Lannel Hamilton

Personal information
- Full name: Lannel Kebwe Hamilton
- Date of birth: 21 May 1993 (age 31)
- Place of birth: San Juan, Trinidad, Trinidad and Tobago
- Height: 1.89 m (6 ft 2+1⁄2 in)
- Position(s): Attacking midfielder

Youth career
- 2007–2009: St Anns Rangers FC
- 2009–2011: Joe Public

Senior career*
- Years: Team / Apps / (Gls)
- 2011–2013: Joe Public / 10 / (1)
- 2015–2016: FC Alpe Adria / 20 / (9)
- 2017–2018: SV Holthausen / 14 / (1)
- 2018–2019: Stade Lavallois Mayenne Football Club / 5 / (0)

International career
- 2009–2010: Trinidad and Tobago U20 / 1 / (0)

= Lannel Hamilton =

Trinidadian footballer

Lannel Kebwe Hamilton (born 21 May 1993) is a Trinidadian professional footballer who played as an attacking midfielder for Championnat National 3 club Stade Lavallois Mayenne Football Club

== Football career ==
Hamilton began his professional football career at the age of 18, with Joe Public in his native Trinidad and Tobago.

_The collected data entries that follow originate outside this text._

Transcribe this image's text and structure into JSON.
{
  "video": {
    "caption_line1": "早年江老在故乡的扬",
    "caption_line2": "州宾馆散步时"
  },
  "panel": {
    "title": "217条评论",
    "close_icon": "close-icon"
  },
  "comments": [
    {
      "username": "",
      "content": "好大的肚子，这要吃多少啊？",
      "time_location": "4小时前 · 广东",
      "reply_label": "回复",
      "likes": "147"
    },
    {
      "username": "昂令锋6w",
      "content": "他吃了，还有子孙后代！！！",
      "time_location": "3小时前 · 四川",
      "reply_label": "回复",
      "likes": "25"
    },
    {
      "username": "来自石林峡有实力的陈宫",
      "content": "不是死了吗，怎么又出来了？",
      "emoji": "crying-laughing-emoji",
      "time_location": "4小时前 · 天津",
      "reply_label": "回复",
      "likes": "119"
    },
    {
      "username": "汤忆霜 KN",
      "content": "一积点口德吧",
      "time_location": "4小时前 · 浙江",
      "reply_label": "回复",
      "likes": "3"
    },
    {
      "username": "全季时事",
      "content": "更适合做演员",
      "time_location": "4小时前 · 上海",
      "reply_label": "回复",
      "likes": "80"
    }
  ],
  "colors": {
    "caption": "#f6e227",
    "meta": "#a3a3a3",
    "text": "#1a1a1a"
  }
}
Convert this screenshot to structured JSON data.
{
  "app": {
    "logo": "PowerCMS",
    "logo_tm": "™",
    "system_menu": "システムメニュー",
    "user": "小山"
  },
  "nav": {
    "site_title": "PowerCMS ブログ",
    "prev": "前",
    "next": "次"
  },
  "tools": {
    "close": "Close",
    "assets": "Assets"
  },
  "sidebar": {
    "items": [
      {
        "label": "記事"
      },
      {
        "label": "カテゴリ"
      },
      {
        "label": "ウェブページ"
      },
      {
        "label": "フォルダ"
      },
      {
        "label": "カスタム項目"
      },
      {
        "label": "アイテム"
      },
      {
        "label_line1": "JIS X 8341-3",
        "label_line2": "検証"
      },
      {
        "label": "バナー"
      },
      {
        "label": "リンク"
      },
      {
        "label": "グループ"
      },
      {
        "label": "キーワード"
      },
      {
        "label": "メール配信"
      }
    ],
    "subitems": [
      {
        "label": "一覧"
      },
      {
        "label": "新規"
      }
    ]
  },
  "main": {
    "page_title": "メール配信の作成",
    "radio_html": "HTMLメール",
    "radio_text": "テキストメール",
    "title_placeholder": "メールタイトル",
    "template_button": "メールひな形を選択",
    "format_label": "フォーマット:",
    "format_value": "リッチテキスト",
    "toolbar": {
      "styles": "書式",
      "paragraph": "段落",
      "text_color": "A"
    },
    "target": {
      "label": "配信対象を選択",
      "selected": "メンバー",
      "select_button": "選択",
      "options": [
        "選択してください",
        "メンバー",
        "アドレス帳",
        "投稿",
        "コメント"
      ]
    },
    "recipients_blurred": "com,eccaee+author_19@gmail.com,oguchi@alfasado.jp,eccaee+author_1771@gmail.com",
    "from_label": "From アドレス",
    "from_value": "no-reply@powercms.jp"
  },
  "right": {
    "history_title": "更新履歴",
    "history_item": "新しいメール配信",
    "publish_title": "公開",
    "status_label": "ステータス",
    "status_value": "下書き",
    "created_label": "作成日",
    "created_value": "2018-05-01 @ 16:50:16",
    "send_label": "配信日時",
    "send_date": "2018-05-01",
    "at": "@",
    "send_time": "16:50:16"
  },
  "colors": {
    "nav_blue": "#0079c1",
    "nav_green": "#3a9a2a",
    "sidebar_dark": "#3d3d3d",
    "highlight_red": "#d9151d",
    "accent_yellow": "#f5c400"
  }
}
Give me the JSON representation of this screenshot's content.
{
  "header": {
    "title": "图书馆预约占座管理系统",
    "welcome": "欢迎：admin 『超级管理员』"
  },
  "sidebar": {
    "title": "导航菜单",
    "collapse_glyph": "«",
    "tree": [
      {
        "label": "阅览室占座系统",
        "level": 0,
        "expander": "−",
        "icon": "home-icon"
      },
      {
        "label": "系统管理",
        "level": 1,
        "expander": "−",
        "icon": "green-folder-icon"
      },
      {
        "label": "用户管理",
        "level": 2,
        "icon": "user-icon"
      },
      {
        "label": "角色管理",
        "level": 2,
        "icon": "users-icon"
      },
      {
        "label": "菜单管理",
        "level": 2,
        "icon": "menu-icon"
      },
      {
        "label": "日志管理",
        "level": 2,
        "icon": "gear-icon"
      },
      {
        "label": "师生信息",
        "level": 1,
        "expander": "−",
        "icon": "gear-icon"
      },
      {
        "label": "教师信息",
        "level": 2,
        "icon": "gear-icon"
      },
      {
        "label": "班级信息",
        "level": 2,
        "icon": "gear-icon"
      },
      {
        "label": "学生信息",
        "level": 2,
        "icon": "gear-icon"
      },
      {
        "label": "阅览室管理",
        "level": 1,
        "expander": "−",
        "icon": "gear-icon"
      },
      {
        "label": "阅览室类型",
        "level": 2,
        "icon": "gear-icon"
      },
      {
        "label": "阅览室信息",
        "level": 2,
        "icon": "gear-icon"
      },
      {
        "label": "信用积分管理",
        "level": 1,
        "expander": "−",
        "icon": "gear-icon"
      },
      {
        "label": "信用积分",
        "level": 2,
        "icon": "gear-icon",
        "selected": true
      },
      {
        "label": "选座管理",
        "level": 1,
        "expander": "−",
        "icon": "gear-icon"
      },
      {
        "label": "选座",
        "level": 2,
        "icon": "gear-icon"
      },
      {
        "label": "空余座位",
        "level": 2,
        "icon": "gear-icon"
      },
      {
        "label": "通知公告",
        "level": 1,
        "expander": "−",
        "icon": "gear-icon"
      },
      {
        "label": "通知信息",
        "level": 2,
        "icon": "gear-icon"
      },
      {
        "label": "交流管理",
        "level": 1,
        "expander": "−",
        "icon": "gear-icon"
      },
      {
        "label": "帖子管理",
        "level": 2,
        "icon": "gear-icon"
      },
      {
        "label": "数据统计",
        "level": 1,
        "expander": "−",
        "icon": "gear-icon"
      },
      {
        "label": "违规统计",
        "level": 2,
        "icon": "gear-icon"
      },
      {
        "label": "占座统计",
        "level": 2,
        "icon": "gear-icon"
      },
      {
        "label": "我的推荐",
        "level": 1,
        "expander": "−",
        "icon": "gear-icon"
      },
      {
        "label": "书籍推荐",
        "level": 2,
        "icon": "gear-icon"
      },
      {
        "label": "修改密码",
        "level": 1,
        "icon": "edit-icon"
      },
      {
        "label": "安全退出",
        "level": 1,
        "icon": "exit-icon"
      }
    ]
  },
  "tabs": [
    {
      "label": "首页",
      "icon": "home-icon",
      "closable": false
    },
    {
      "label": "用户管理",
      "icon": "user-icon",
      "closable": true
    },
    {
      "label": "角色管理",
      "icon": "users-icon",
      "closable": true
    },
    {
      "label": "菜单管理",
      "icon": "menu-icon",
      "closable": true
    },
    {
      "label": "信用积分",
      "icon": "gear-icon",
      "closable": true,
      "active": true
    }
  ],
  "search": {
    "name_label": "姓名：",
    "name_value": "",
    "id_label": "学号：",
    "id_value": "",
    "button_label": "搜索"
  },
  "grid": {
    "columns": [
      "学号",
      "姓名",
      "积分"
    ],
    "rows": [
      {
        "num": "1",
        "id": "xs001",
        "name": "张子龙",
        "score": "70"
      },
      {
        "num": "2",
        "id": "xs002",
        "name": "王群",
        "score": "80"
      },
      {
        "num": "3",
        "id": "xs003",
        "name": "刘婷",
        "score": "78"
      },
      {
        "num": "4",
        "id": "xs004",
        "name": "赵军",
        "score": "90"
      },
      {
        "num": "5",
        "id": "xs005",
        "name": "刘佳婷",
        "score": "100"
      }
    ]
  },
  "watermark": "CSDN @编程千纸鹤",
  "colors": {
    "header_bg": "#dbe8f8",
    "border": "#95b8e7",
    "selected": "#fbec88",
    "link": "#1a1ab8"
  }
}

Hamilton signed with Stade Lavallois Mayenne Football Club of the Championnat National 3 in May 2018.

==Club career==

===Joe Public FC===
Hamilton played one season with Joe Public, where he had an okay performance with the club then received a huge opportunity to attend UEFA Football Camp in Austria where he was successful in landing a contract with Football Club Fc Alpe Adria.